司兰容闻言,淡淡一笑:“做生意就是如此,要有承担风险的勇气,若是真的赔了,也只能咬牙挺着。”
“说起来,自然便是这般说了。可话说回来,谁有少夫人您这样的心态,投了这么多钱进去,稍有不慎,咱们这成衣铺子就亏空了,一般人等了这么久早就慌了,唯有您稳如泰山。”
赵管事这话,不全是刻意恭维。
司兰容不缺钱,东洛城里的产业,每年的利润不是个小数目。
别说这一个铺子,就是再来十个,这成衣铺子她也亏得起。
但这是京城,成衣铺子是他们魏家的第一个产业,若是这铺子垮了,不知道多少人要看笑话。
魏家如今在京城本就如烈火烹油,若是第一个铺子就在京城站不住,以后谁还敢合作。
所以,赵管事心里也清楚,司兰容并不是半点不担心,她是真沉得住气。
司兰容也确实笃定这次一定能大赚,毕竟有前世经验。
赵管事想着,就问道:“少夫人,小人冒昧问一句,少夫人怎么知道江南织布绸缎一定今涨价?”

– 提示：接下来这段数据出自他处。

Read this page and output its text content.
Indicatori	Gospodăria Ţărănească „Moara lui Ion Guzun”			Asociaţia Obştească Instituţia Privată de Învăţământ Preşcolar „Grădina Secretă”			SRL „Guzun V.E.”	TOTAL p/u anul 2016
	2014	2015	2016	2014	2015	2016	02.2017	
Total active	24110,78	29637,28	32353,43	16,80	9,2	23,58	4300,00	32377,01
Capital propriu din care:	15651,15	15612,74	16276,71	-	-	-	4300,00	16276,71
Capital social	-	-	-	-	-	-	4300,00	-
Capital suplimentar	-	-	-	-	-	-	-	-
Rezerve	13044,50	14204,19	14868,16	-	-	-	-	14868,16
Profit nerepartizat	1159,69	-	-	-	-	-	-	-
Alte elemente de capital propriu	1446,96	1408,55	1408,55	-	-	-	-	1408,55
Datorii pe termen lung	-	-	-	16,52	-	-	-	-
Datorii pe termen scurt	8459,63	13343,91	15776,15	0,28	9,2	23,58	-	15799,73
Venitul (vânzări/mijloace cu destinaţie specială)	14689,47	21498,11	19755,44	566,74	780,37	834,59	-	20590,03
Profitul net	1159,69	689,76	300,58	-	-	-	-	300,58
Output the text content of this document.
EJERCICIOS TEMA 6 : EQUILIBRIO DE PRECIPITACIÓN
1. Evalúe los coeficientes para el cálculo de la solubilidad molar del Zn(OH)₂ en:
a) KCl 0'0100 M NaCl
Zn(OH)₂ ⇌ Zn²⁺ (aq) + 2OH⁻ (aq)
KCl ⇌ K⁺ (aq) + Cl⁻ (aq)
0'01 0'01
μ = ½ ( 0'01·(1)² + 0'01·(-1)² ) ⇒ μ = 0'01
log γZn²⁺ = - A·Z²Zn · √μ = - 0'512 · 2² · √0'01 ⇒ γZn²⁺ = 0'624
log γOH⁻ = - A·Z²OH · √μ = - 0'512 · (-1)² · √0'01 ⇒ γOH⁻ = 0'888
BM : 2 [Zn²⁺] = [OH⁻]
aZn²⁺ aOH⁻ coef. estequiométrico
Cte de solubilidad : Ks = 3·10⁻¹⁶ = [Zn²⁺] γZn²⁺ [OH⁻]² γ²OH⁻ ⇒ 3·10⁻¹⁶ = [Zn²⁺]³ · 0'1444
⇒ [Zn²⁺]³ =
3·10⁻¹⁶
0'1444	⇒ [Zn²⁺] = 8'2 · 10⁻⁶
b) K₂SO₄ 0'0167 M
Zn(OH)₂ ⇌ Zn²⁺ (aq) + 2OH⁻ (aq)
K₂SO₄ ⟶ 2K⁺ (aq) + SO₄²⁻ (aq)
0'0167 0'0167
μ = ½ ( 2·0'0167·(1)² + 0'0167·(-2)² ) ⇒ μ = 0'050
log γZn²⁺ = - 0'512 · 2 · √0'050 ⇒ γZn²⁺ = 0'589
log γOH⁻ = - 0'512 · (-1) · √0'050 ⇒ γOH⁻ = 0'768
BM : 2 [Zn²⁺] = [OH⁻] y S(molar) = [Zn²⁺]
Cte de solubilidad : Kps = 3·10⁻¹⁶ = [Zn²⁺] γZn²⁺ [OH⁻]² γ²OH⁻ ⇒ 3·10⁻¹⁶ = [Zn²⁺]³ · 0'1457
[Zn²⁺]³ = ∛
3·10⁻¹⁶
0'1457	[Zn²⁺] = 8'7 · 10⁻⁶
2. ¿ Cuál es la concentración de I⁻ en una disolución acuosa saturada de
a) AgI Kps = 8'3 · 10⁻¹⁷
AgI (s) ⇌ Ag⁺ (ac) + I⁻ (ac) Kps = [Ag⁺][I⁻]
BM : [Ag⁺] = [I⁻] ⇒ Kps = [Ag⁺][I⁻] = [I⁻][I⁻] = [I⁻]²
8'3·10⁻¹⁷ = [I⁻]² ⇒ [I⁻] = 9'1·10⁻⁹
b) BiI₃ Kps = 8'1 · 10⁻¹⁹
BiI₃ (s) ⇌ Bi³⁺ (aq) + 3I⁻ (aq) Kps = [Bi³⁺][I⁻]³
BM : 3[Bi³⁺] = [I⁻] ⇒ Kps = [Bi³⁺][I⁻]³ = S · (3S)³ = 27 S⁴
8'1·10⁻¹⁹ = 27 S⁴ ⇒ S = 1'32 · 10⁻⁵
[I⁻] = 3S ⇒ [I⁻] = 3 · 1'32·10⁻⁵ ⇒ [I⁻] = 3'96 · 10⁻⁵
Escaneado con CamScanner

司兰容浅浅一笑:“赵管事说笑了,我又不是能掐会算,怎么会知道?不过是道听途说一些消息罢了。”
司兰容自然不可能告诉赵掌柜自己是重活了一世。
不过上一世,她也只是听人说江南绸缎会涨价,但她也不知道具体是什么原因,也是现在才知道是因为瘟疫。
赵管事听司兰容打马虎,也没再追问。
毕竟东家有特殊的渠道消息,他这个当下人的,只负责听令办事即可。
赵管事吃了盏茶,又和司兰容汇报了一些外头的庶务,才接着去忙。
而同一时间,锦衣卫里。
负责采买的人,正和众人说着江南物价上涨一事。
“咱们年前买的新茶,这会儿已经涨到了二十两一斤,早知道当时就该多买些,这会儿转手出去,不知道得翻多少倍了!”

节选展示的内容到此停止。